O curso intensivo de escrever canções do Gimba e as memórias coloniais de Isabela Figueiredo marcaram o primeiro fim de semana do Arquipélago de Escritores em São Miguel onde se prestou homenagem à produção artística açoriana.
Saímos do avião e sentimos imediatamente o nível de humidade a subir. O céu estava repleto de densas nuvens e caía uma chuvinha fraca. Chegávamos aos Açores. Mas não era o já celebre e apetitoso festival Tremor que nos trazia a São Miguel desta vez. Era, sim, o primeiro fim de semana da quinta edição do encontro Arquipélago de Escritores, o festival literário organizado por Nuno Costa Santos e por Sara Leal com a chancela da produtora Alga Viva, cujo palco é Ponta Delgada. Esperavam-nos três dias de um roteiro cuidadosamente desenhado para nos levar a conhecer os lugares mais cool (e mais literários) da cidade capital dos Açores, durante o qual aprendemos sobre a escrita de letras de canções, descobrimos excitantes fanzines e conhecemos escritores, muitos e variados escritores. E não seria o incerto tempo açoriano a demover-nos!
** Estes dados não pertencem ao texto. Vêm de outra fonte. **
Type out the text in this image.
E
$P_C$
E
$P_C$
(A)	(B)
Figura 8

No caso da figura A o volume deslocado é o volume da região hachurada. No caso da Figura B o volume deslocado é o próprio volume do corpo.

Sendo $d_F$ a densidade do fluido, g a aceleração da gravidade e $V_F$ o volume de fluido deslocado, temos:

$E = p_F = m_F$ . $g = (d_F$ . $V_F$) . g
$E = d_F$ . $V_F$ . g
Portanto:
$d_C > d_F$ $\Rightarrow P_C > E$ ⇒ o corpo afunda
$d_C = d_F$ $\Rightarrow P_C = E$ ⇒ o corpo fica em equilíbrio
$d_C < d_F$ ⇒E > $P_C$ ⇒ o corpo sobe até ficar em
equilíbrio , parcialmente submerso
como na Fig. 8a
A canção enquanto texto literário
Ainda que o primeiro fim de semana do Arquipélago de Escritores tenha sido mais virado para a literatura, a música não deixou de estar presente, de formas mais ou menos óbvias, em grade parte dos eventos que tiveram lugar em Ponta Delgada entre sexta-feira e domingo. Depois do lançamento, na biblioteca pública e arquivo regional de Ponta Delgada, do novo livro de Vasco Pereira Da Costa, professor e escritor terceirense, ter aberto o festival no dia anterior, sábado começou com a oficina de escrita de letras de canções de Gimba, que decorreu no mesmo local.
O histórico membro fundador da banda Afonsinhos do Condado, que também fez parte dos Irmãos Catita, entre outros variados projetos, criou, em 2004, esta formação, que procura desmistificar a ideia de que o português é uma língua difícil de musicar e de cantar. Em pouco mais de seis horas (divididas entre sábado e domingo), Gimba ministrou um entusiasmado curso intensivo que deixou os participantes a tratar por tu expressões técnicas como fonética, prosódia, métrica, rima interpolada, esquema rítmico ou paralelismo dinâmico.
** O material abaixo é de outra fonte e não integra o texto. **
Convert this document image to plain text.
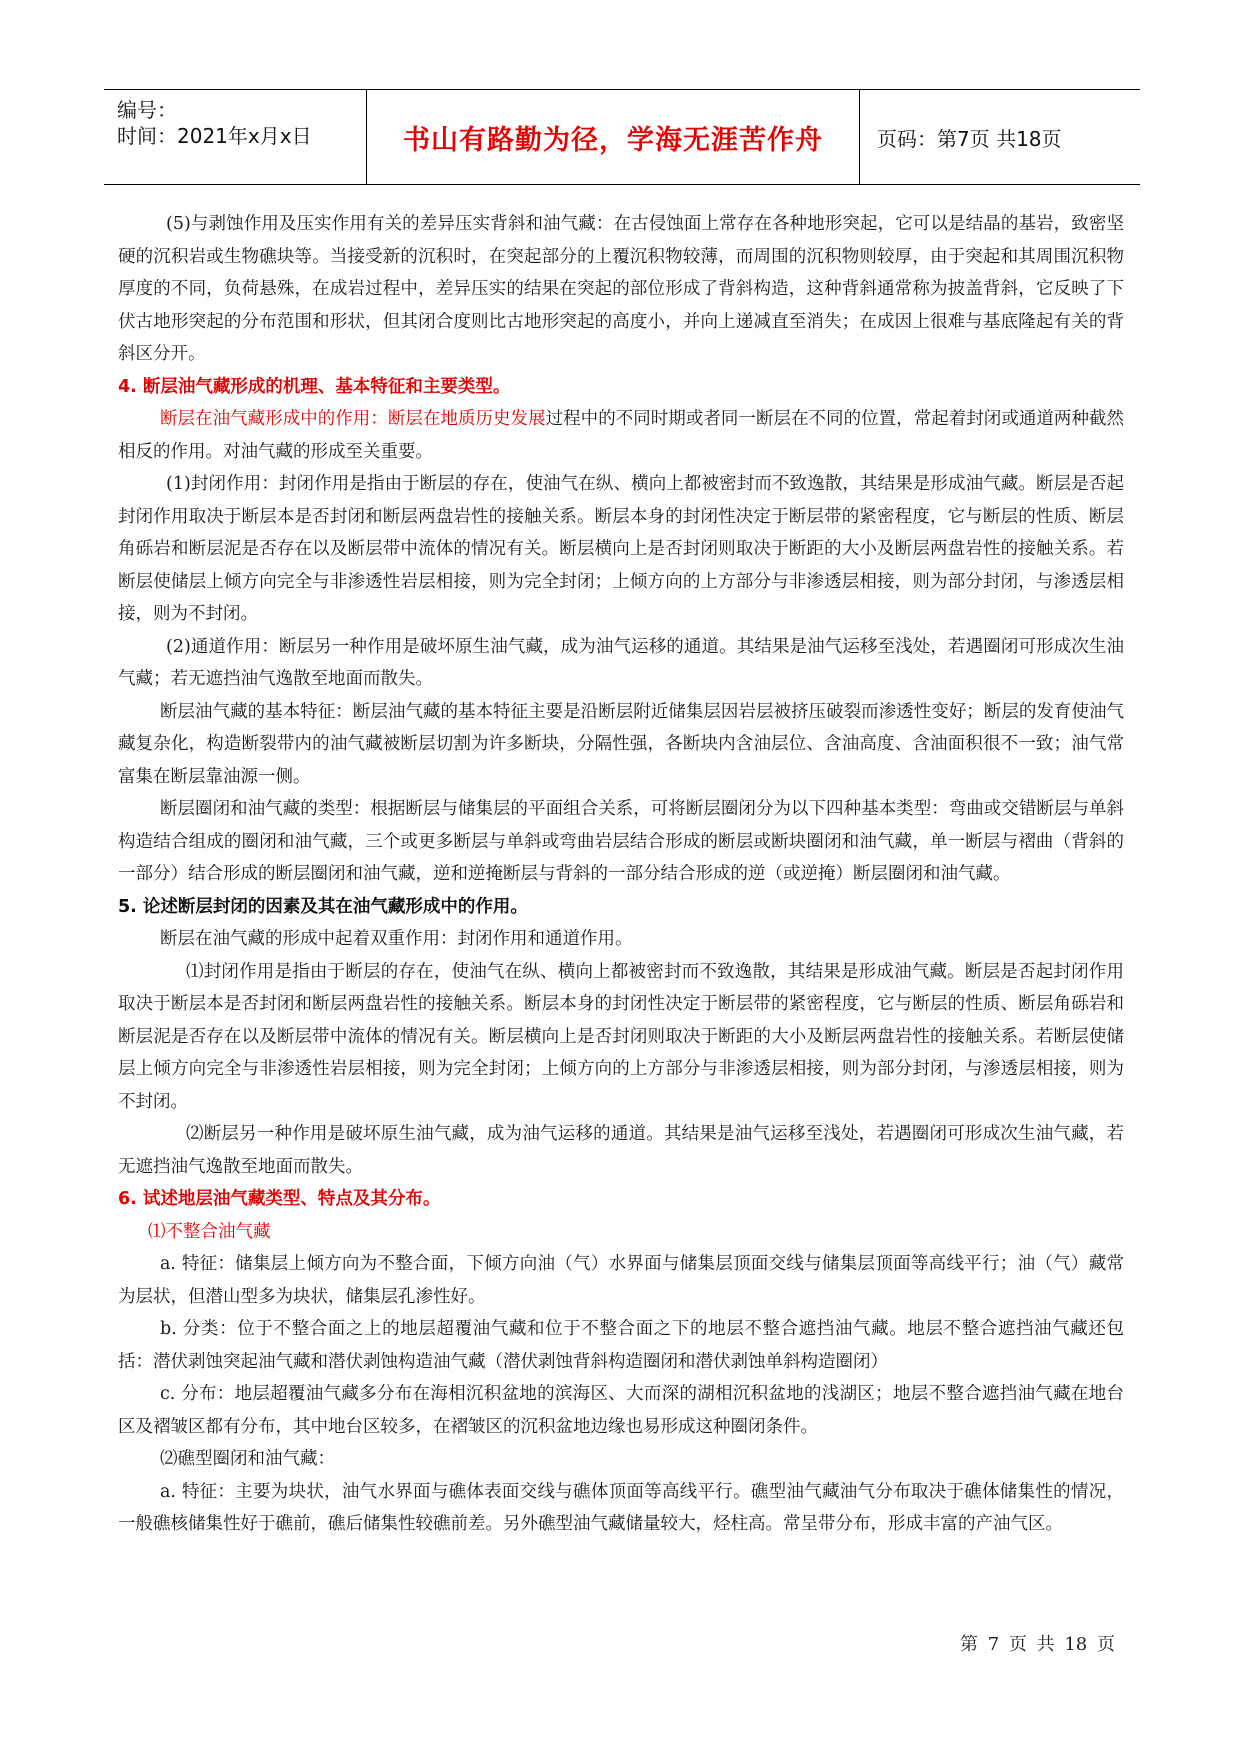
编号：
时间：2021年x月x日	书山有路勤为径，学海无涯苦作舟	页码：第7页 共18页

(5)与剥蚀作用及压实作用有关的差异压实背斜和油气藏：在古侵蚀面上常存在各种地形突起，它可以是结晶的基岩，致密坚硬的沉积岩或生物礁块等。当接受新的沉积时，在突起部分的上覆沉积物较薄，而周围的沉积物则较厚，由于突起和其周围沉积物厚度的不同，负荷悬殊，在成岩过程中，差异压实的结果在突起的部位形成了背斜构造，这种背斜通常称为披盖背斜，它反映了下伏古地形突起的分布范围和形状，但其闭合度则比古地形突起的高度小，并向上递减直至消失；在成因上很难与基底隆起有关的背斜区分开。

4. 断层油气藏形成的机理、基本特征和主要类型。

断层在油气藏形成中的作用：断层在地质历史发展过程中的不同时期或者同一断层在不同的位置，常起着封闭或通道两种截然相反的作用。对油气藏的形成至关重要。

(1)封闭作用：封闭作用是指由于断层的存在，使油气在纵、横向上都被密封而不致逸散，其结果是形成油气藏。断层是否起封闭作用取决于断层本是否封闭和断层两盘岩性的接触关系。断层本身的封闭性决定于断层带的紧密程度，它与断层的性质、断层角砾岩和断层泥是否存在以及断层带中流体的情况有关。断层横向上是否封闭则取决于断距的大小及断层两盘岩性的接触关系。若断层使储层上倾方向完全与非渗透性岩层相接，则为完全封闭；上倾方向的上方部分与非渗透层相接，则为部分封闭，与渗透层相接，则为不封闭。

(2)通道作用：断层另一种作用是破坏原生油气藏，成为油气运移的通道。其结果是油气运移至浅处，若遇圈闭可形成次生油气藏；若无遮挡油气逸散至地面而散失。

断层油气藏的基本特征：断层油气藏的基本特征主要是沿断层附近储集层因岩层被挤压破裂而渗透性变好；断层的发育使油气藏复杂化，构造断裂带内的油气藏被断层切割为许多断块，分隔性强，各断块内含油层位、含油高度、含油面积很不一致；油气常富集在断层靠油源一侧。

断层圈闭和油气藏的类型：根据断层与储集层的平面组合关系，可将断层圈闭分为以下四种基本类型：弯曲或交错断层与单斜构造结合组成的圈闭和油气藏，三个或更多断层与单斜或弯曲岩层结合形成的断层或断块圈闭和油气藏，单一断层与褶曲（背斜的一部分）结合形成的断层圈闭和油气藏，逆和逆掩断层与背斜的一部分结合形成的逆（或逆掩）断层圈闭和油气藏。

5. 论述断层封闭的因素及其在油气藏形成中的作用。

断层在油气藏的形成中起着双重作用：封闭作用和通道作用。

⑴封闭作用是指由于断层的存在，使油气在纵、横向上都被密封而不致逸散，其结果是形成油气藏。断层是否起封闭作用取决于断层本是否封闭和断层两盘岩性的接触关系。断层本身的封闭性决定于断层带的紧密程度，它与断层的性质、断层角砾岩和断层泥是否存在以及断层带中流体的情况有关。断层横向上是否封闭则取决于断距的大小及断层两盘岩性的接触关系。若断层使储层上倾方向完全与非渗透性岩层相接，则为完全封闭；上倾方向的上方部分与非渗透层相接，则为部分封闭，与渗透层相接，则为不封闭。

⑵断层另一种作用是破坏原生油气藏，成为油气运移的通道。其结果是油气运移至浅处，若遇圈闭可形成次生油气藏，若无遮挡油气逸散至地面而散失。

6. 试述地层油气藏类型、特点及其分布。

⑴不整合油气藏

a. 特征：储集层上倾方向为不整合面，下倾方向油（气）水界面与储集层顶面交线与储集层顶面等高线平行；油（气）藏常为层状，但潜山型多为块状，储集层孔渗性好。

b. 分类：位于不整合面之上的地层超覆油气藏和位于不整合面之下的地层不整合遮挡油气藏。地层不整合遮挡油气藏还包括：潜伏剥蚀突起油气藏和潜伏剥蚀构造油气藏（潜伏剥蚀背斜构造圈闭和潜伏剥蚀单斜构造圈闭）

c. 分布：地层超覆油气藏多分布在海相沉积盆地的滨海区、大而深的湖相沉积盆地的浅湖区；地层不整合遮挡油气藏在地台区及褶皱区都有分布，其中地台区较多，在褶皱区的沉积盆地边缘也易形成这种圈闭条件。

⑵礁型圈闭和油气藏：

a. 特征：主要为块状，油气水界面与礁体表面交线与礁体顶面等高线平行。礁型油气藏油气分布取决于礁体储集性的情况，一般礁核储集性好于礁前，礁后储集性较礁前差。另外礁型油气藏储量较大，烃柱高。常呈带分布，形成丰富的产油气区。

第 7 页 共 18 页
A língua portuguesa é, de facto, pouco elástica, o que não facilita o seu uso em letras de canções. Pequenos problemas como o alongamento de palavras curtas como “te” ou “que” para encaixar nos tempos impostos pela melodia, ou a acentuação de sílabas que deviam ser átonas, fazem a canção “soar mal”. É por isso que é importante ter em mente considerações como a prosódia, ou seja, a acentuação dinâmica das palavras, ou o estudo, não só das sílabas métricas, como também do esquema rítmico das frases, para garantir que cada sílaba é dita (ou cantada) como deve ser, e que a língua soa familiar e verosímil. Outro ingrediente indispensável na escrita de canções é a repetição, não só de sílabas (formando rimas) mas também de palavras, famílias de palavras ou esquemas de ritmo entre estrofes, de forma a garantir uma certa homogeneidade no “ADN” da canção. Convém ainda não descurar a objetividade e a concisão da composição.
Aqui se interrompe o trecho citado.